Thirty eight years ago, many historic stone and brick homes in Grafton Street, Goulburn, were so dilapidated that owners had thrown up their hands in defeat.
Living in Goulburn at the time, architect David Flannery – now ACT Heritage Council chair – had the foresight to photograph many of them. As he did so, another sharp-eyed photographer, Leon Oberg, noted on his way to work each day how much Grafton Street was an eyesore.
Today, Leon has revisited the street to photograph the same homes David did in 1982. The results show the defeated turned into the desirable. So what happened during the intervening period?
Australia’s house prices soared, driving younger people with an eye for value into one of Goulburn’s oldest and most affordable streets. Investors and people working from home arrived.
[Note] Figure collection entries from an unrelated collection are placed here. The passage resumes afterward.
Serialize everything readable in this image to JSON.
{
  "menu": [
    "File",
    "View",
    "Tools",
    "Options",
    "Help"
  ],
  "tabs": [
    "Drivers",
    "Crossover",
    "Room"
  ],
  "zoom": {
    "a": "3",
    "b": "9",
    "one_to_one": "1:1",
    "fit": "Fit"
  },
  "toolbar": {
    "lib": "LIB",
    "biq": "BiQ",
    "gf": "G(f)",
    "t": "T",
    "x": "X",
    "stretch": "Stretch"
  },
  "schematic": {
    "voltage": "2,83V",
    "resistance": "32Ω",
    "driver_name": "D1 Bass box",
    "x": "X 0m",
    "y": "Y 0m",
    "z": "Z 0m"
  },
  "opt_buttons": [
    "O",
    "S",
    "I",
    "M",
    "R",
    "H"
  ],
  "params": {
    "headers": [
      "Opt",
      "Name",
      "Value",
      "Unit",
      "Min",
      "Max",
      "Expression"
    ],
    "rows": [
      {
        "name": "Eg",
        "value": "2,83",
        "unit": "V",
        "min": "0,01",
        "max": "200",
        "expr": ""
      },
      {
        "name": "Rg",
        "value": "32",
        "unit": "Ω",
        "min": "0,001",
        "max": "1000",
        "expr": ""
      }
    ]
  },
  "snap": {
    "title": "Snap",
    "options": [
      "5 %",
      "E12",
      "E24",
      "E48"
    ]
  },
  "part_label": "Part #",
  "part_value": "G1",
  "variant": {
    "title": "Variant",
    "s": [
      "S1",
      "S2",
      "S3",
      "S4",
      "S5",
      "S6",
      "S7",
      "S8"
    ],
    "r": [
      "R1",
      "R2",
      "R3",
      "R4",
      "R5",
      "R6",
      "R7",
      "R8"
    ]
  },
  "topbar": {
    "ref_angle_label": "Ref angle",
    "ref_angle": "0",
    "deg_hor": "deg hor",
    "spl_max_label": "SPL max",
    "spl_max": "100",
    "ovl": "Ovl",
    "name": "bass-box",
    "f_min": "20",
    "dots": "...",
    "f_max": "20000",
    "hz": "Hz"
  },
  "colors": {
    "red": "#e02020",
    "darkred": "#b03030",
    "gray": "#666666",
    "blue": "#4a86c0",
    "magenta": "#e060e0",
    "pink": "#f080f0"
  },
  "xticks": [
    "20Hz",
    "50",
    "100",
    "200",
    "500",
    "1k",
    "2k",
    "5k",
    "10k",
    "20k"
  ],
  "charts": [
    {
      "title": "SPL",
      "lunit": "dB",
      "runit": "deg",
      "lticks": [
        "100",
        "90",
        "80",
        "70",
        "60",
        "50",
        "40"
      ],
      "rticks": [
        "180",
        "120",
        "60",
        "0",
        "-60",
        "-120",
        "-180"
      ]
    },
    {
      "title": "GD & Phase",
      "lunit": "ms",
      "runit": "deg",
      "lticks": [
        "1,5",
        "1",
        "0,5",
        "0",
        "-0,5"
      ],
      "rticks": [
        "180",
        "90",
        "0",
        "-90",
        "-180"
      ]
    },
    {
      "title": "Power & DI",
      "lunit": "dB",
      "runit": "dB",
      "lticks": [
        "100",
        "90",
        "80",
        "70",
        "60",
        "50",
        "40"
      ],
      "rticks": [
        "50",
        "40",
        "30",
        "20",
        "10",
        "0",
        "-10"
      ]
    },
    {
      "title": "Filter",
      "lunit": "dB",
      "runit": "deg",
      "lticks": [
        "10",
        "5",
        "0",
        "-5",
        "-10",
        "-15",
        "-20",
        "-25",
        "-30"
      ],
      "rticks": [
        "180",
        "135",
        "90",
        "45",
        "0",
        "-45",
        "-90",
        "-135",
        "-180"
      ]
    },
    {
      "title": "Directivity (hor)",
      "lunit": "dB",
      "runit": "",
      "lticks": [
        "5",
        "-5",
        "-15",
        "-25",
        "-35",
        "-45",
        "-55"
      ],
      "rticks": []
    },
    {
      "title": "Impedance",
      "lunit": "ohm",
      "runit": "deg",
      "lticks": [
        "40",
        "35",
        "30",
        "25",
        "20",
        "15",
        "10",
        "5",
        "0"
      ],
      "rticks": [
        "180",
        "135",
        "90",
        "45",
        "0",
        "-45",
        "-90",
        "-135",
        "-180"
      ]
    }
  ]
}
Young, energetic live-in owners became as apparent as fresh paint.
Lieder Theatre Company artistic director Chrisjohn Hancock bought 129 Grafton Street at an auction 30 years ago, thwarting another bidder who planned to bulldoze it. He believes it dates back to 1842-1847.
Chrisjohn has tried to be as truthful as his time and budget has allowed in restoring and renovating the home.
Susan Harris, a former Goulburn City Council member for 13 years, has watched the street change all her life. Today, she lives at 47 Grafton Street, formerly with husband Lindsay until his recent death.
Her great grandparents, Richard and Kate Aubrey, built the home after buying the land from Daniel Edwards. He had bought it in 1857 from Samuel Emanuel, a Jewish gold merchant who owned a vast swathe of land down to the Mulwaree River.
Susan was two when her mother, Mercia (nee Aubrey), and father, George Osmond, moved to Grafton Street, next door to where she lives now. The home was built around 1945 when George returned from New Guinea after World War II.
Grandfather Edward and grandmother Silvia Aubrey lived next door in Richard and Kate’s former home. Today, Susan’s brothers, Tony and Paul Osmond, live in her parents’ home.
Susan remembers her grandfather playing the violin, and the enormous veggie gardens, orchards, chooks and various other animals in people’s backyards. Many of the long blocks on the eastern side once had a dunny lane. When the night soil service ended, the lanes were absorbed into even bigger blocks.
Now a second home occupies some of the deep blocks as housing infill gathers pace.
On council from 1995, Susan’s colleagues would refer, tongue-in-cheek, to Grafton Street as Harris’s Highway because of her campaigning against heavy traffic that thundered through day and night.
“You could go into any house and there would be cracks,” she says. “I’ve had this argument many times on council – the engineers would say the cracks are related to the soil, but heavy traffic does not help.”
Susan still believes heavy traffic should be diverted around the residential areas altogether.
Well before heavy trucks arrived, bullocks plodded along Grafton Street, a blessing given their distaste for the bitter bark of the South American peppercorn trees – chosen for that reason, according to a pamphlet promoting self-guided walking tours of the street.
The hardy, frost-resistant trees are a graceful feature after the street was realigned, some replacement peppercorn trees planted and council having installed an irrigation system.
Susan says the irrigation has rarely been used. She has called for watering in dry periods and says rain and more maintenance these days has the lovely peppercorns looking a picture.
“There are still old-time residents who have lived here forever, but a lot of younger couples have come, too,” she says. “I hope, like me, they have a fondness for older homes. People find it strange I am living in a family home from the 1800s, but it is home. I cannot imagine living anywhere else.”